Question: Is there a standard/clean way for me to create a "build" task, without watching, without having to basically duplicate all of my tasks?


Solution

  • The solution I ended up coming up with is to use a global debug value, which is set to true normally, but the build task sets to it false. Then, in the tasks, watch is only added to the pipe if debug == true.

    Example:

    var gulp = require('gulp'),
        runSequence = require('run-sequence'),
        watch = require('gulp-watch');
    var debug = true;
    
    gulp.task('copy', function () {
        var task = gulp.src('**/*.js');
    
        debug && task.pipe(watch());
    
        task.pipe(gulp.dest('dist'));
    });
    
    gulp.task('build:dev', ['copy']);
    
    gulp.task('build', function (cb) {
        debug = false;
        runSequence('build:dev', cb);
    });
    

    If I run build:dev, it'll run copy and put copy in to watch mode, because watch is piped on because the global debug value is true.

    If I run build, it sets the global debug value to false, so the watch isn't piped in, meaning it will just do the task without watching.

    I can also add things only for debug == false as well (like, uglifying).

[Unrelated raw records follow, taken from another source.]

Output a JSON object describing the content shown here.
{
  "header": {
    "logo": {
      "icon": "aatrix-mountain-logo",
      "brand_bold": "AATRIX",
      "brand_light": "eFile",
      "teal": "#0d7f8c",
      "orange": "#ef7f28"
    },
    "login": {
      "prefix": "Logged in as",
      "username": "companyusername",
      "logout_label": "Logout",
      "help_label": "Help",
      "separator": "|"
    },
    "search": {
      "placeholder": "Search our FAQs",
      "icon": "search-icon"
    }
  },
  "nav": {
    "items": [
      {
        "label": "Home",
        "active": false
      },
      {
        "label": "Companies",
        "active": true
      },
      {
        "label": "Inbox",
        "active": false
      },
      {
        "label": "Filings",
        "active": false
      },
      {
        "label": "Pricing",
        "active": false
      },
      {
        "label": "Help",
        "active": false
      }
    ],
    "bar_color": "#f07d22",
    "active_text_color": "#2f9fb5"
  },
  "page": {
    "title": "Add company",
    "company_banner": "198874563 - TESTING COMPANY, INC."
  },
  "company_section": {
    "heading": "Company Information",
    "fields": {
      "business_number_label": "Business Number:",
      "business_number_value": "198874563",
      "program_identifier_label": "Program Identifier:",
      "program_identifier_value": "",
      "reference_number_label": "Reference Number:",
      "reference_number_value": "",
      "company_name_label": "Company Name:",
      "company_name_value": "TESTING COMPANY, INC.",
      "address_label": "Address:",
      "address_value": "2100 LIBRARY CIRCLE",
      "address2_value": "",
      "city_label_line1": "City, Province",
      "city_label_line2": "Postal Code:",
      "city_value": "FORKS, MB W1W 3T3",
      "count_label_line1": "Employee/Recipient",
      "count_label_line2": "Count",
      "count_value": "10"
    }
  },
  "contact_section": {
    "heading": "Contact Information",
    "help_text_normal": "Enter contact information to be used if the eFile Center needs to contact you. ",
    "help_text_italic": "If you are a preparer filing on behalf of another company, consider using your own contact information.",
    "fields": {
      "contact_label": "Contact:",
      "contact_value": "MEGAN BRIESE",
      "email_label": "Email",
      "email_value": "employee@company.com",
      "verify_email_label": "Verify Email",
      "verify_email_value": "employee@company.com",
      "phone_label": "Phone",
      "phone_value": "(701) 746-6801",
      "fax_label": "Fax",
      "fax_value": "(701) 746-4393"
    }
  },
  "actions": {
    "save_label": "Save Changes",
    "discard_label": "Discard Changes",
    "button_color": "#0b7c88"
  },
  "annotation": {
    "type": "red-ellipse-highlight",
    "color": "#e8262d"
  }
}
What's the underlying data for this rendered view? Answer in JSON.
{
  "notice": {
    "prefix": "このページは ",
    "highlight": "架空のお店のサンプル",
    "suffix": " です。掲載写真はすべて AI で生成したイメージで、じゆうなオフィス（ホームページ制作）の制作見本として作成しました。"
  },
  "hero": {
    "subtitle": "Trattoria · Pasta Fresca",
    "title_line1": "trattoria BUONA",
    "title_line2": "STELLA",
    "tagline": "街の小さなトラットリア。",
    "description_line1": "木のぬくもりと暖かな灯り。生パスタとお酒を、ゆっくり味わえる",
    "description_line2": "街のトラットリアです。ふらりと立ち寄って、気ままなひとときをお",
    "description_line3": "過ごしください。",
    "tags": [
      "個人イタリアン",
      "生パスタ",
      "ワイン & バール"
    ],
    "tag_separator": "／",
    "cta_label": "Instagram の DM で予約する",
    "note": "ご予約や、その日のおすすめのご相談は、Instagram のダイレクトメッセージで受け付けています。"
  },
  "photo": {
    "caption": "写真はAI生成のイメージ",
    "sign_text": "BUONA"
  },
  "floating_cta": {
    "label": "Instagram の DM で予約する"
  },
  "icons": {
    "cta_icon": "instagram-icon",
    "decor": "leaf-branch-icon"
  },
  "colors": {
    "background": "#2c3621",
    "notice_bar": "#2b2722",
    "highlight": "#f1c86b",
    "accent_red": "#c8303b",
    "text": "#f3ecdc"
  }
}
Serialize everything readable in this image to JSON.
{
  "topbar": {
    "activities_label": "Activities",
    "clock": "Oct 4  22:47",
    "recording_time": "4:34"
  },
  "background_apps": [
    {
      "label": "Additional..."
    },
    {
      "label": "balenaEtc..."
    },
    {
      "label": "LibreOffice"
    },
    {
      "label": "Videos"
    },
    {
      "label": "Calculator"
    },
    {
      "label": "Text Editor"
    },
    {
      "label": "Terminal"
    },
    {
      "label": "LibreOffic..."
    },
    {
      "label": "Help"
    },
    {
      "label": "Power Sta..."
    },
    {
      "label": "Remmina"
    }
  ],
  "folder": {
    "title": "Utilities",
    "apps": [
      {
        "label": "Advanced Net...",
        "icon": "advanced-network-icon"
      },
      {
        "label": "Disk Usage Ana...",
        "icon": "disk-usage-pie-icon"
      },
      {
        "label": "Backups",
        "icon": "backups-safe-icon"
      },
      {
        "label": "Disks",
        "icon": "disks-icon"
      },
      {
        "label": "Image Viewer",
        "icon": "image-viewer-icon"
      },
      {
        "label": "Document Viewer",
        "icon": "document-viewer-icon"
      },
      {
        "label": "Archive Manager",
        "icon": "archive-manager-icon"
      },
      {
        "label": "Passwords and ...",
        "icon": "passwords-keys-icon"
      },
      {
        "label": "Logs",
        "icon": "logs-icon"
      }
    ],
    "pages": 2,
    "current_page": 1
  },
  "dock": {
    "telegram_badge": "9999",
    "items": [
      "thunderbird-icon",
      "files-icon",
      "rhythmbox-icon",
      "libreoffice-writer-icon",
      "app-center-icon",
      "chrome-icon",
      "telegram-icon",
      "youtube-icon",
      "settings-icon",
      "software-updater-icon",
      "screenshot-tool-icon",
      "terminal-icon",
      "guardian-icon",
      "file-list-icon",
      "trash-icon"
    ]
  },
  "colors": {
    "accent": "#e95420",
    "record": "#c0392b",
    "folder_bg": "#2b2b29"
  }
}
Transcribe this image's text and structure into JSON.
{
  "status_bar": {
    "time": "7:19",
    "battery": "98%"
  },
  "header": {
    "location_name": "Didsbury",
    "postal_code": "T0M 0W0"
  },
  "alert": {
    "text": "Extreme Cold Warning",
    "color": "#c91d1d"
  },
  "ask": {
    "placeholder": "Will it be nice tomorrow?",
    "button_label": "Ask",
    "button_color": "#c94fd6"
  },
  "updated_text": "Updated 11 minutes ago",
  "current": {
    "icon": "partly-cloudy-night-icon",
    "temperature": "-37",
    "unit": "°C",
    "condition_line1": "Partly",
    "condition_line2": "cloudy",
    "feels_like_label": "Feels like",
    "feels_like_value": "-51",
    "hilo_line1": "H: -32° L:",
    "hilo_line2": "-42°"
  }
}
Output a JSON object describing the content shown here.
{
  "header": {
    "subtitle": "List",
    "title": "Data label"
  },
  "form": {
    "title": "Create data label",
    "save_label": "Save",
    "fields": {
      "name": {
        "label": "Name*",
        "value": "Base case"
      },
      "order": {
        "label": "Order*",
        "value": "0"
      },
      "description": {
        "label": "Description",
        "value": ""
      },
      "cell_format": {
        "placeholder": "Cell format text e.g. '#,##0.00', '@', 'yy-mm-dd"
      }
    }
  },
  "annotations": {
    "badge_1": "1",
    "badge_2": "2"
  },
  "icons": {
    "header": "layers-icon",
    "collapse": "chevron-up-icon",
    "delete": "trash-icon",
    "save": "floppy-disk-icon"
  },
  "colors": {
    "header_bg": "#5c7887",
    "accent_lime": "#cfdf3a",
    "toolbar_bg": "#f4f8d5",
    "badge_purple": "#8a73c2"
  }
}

    This isn't super clean and doesn't fit super well with the gulp philosophy, but it works reasonably well, so I'm satisfied with it.

    =========

    Update for Gulp 4.0

    I've started playing with Gulp 4.0 lately, and you now can't use runSequence (or at the very least, it's redundant), so you can't set the variable then call runSequence. What I ended up doing instead was creating a task named "debug:off" which I call at the start of my build chain:

    var gulp = require('gulp');
    var debug = true;
    
    gulp.task('debug:off', function (cb) { 
        debug = false;
        cb();
    });
    
    // ...
    
    gulp.task('build:dev', gulp.parallel('task1', 'task2'));
    gulp.task('build', gulp.serial('debug:off', 'build:dev'));
    

    Another way is instead of using a variable like that, you could also set an environment variable when you run Gulp. Works for all versions of Gulp.

    // gulpfile.js
    var debug = process.env.PROD
    
    // command-line, debug mode
    $ gulp
    
    // command-line, prod mode
    $ PROD=1 && gulp
    

    The environment variable isn't my preference, but others seem to prefer it to using a task to configure a variable.